Sulla nota dell’associazione vittime marocchinate risponde anche Ilaria Cansella direttrice dell’Isgrec, l’istituto storico grossetano della resistenza e dell’età contemporanea.
«Si torna su un caso che è già noto da tempo. Intervenendo sulla stampa nel 2016 e poi nel 2017, l’ex direttrice dell’Isgrec Luciana Rocchi ha già precisato che un cosiddetto “pozzo sprofondatoio” in Roccastrada “esiste. Ha una precisa localizzazione, si conoscono i nomi di uomini che vi furono gettati. Fatti che vanno inquadrati in quella che fu una guerra civile”, in merito ai quali chiese di farsi avanti presso l’Isgrec a chi avesse memorie da poter mettere a confronto con le poche fonti disponibili sull’episodio» afferma Cansella.

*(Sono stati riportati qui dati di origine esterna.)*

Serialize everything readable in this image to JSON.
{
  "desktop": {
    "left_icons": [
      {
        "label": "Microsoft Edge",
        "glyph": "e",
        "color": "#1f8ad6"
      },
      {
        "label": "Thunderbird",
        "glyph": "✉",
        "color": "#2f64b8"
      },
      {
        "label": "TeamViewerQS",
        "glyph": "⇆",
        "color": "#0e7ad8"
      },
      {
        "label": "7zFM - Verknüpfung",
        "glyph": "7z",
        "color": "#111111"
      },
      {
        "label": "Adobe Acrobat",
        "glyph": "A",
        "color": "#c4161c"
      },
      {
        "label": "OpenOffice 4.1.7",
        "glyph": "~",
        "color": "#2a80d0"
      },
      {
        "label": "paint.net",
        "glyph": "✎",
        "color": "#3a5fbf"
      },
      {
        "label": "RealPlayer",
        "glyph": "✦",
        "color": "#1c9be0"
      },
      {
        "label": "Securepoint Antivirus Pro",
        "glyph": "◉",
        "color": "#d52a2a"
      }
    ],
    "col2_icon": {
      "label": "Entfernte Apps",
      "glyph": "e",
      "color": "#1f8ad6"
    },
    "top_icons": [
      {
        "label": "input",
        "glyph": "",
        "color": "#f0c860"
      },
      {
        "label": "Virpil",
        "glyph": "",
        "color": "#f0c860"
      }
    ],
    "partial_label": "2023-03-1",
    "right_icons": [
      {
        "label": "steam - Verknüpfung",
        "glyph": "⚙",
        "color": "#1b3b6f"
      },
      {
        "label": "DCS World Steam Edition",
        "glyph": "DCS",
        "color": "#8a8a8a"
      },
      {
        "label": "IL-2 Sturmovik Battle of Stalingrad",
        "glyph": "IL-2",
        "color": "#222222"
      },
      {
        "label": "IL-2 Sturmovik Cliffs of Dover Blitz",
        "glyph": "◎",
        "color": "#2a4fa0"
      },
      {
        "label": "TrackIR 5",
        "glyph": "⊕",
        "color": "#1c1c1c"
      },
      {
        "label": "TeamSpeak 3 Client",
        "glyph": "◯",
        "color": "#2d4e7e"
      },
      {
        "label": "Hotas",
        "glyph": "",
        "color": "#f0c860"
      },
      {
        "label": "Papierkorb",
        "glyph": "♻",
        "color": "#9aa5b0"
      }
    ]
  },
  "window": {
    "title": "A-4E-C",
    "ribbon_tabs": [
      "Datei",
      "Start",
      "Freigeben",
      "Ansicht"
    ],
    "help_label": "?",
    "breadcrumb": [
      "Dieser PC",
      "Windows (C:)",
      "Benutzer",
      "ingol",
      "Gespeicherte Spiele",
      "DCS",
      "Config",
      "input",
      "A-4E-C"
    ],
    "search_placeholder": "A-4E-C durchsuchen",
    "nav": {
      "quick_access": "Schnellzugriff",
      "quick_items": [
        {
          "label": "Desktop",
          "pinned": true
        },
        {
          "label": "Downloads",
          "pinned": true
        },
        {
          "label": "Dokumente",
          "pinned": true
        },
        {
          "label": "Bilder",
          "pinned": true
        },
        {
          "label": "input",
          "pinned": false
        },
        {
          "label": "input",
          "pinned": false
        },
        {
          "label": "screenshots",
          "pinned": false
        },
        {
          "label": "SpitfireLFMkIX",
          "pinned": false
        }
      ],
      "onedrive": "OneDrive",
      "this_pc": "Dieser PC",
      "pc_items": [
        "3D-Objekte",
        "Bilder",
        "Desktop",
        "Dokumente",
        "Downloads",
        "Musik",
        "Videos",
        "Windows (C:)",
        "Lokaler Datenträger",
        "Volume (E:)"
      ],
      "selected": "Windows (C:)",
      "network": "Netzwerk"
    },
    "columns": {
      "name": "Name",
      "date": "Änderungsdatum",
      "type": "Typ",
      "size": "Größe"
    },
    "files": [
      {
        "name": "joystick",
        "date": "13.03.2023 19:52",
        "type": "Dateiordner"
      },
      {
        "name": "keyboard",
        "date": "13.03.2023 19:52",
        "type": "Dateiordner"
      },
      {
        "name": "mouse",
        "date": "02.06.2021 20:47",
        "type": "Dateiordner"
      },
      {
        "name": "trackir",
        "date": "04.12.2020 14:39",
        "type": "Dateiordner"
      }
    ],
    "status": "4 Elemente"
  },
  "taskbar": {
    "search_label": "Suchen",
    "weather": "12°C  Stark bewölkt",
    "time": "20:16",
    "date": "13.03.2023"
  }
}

«Sul pozzo roccastradino esiste un riferimento nella testimonianza che Vito Guidoni, ex milite grossetano della Repubblica di Salò, consegnò a una pubblicazione del dopoguerra (Vito Guidoni, Cronache grossetane: settembre 1943-giugno 1944, a cura di Associazione famiglie caduti e cispersi della R.S.I., 1995). Pubblicazione assolutamente non neutra, se consideriamo che, in merito alla strage di Maiano Lavacchio in cui furono uccisi i “martiri d’Istia” (11 renitenti alla leva, non armati, rastrellati dopo una spiata e giustiziati dopo un processo farsa, alla presenza dei familiari), Guidoni vi scriveva: “non fu un delitto, ma l’applicazione rigida di leggi e norme preesistenti”».
«Guidoni nel volume in questione, si riferiva a “otto ex militari isolati nel comune di Roccastrada” “gettati nel pozzo dello sprofondo tra Roccastrada e Civitella Marittima” e nell’elenco di nominativi riportati in fondo alla pubblicazione ritroviamo undici fascisti dispersi o uccisi nella zona di Roccastrada fra cui gli otto dovrebbero essere ricompresi (non tutti, infatti, risultano uccisi in località L’Aratrice, distante dal paese alcuni km). In ogni caso, gli undici presenti nell’elenco sono morti tutti fra il maggio e il giugno 1944, tranne due: di uno non si ha certezza sulla data di morte, l’altro è Lorenzo Brocchi, classe 1892, nativo di Campagnatico, residente a Pari, squadrista nel 1921-1922, capitano della Guardia nazionale repubblicana, che fu ucciso il 6 luglio 1944 in località Aratrice».
«Dato che Roccastrada venne raggiunta e liberata dagli alleati il giorno 24 giugno, fino a quel momento siamo nel contesto della guerra di Liberazione e ogni supposizione su dinamiche che non stiano in quelle del combattimento fra le diverse parti in lotta rimane quello che è, una supposizione, anche considerando che nel nuovo documento in questione il pozzo risulterebbe segnalato da “ufficiali partigiani”» continua la nota dell’Isgrec.
«Rimarrebbe fuori con certezza da questo schema solo l’uccisione di Lorenzo Brocchi un paio di settimane dopo il passaggio del fronte, che andrebbe quindi collocata nel contesto delle violenze e delle vendette dell’immediato dopoguerra che seguirono gli scontri veri e propri fra bande partigiane ed esercito nazifascista, violenze che sono state più volte ricostruite dagli storici e che furono uno strascico della guerra civile che, citando Claudio Pavone, era una delle componenti della guerra di Liberazione dall’occupante nazifascista».
«Se è doveroso, dunque, che si cerchi ancora di far luce su episodi oscuri o dai contorni incerti di quel complesso periodo della storia italiana, come la ricerca storica continua del resto a fare, è discutibile isolare documenti che riportano anche notizie non verificate (si troverebbe… sarebbe… recita il documento in riferimento al numero dei corpi), senza il rigore storico che è necessario per ricostruire gli eventi, a partire dall’incrocio e dalla verifica delle fonti. Se è certo una notizia l’emergere di nuovi elementi da aggiungere al quadro di conoscenze sulla storia del nostro territorio (un impegno su cui è attivo anche il Comune di Roccastrada che, insieme a Isgrec, ha avviato il riordino dell’Archivio storico comunale), è un po’ sensazionalistico, invece, parlare senza alcuna attendibilità di decine di corpi e definire il documento “sconcertante”, considerando che quell’episodio di violenza su cadaveri si inserisce nel contesto della guerra, dei nove mesi della durissima lotta di Liberazione maremmana, con le tante uccisioni di partigiani (a volte dopo sevizie e torture), i morti fra la popolazione civile e anche, ovviamente, fra i nazifascisti» conclude Cansella.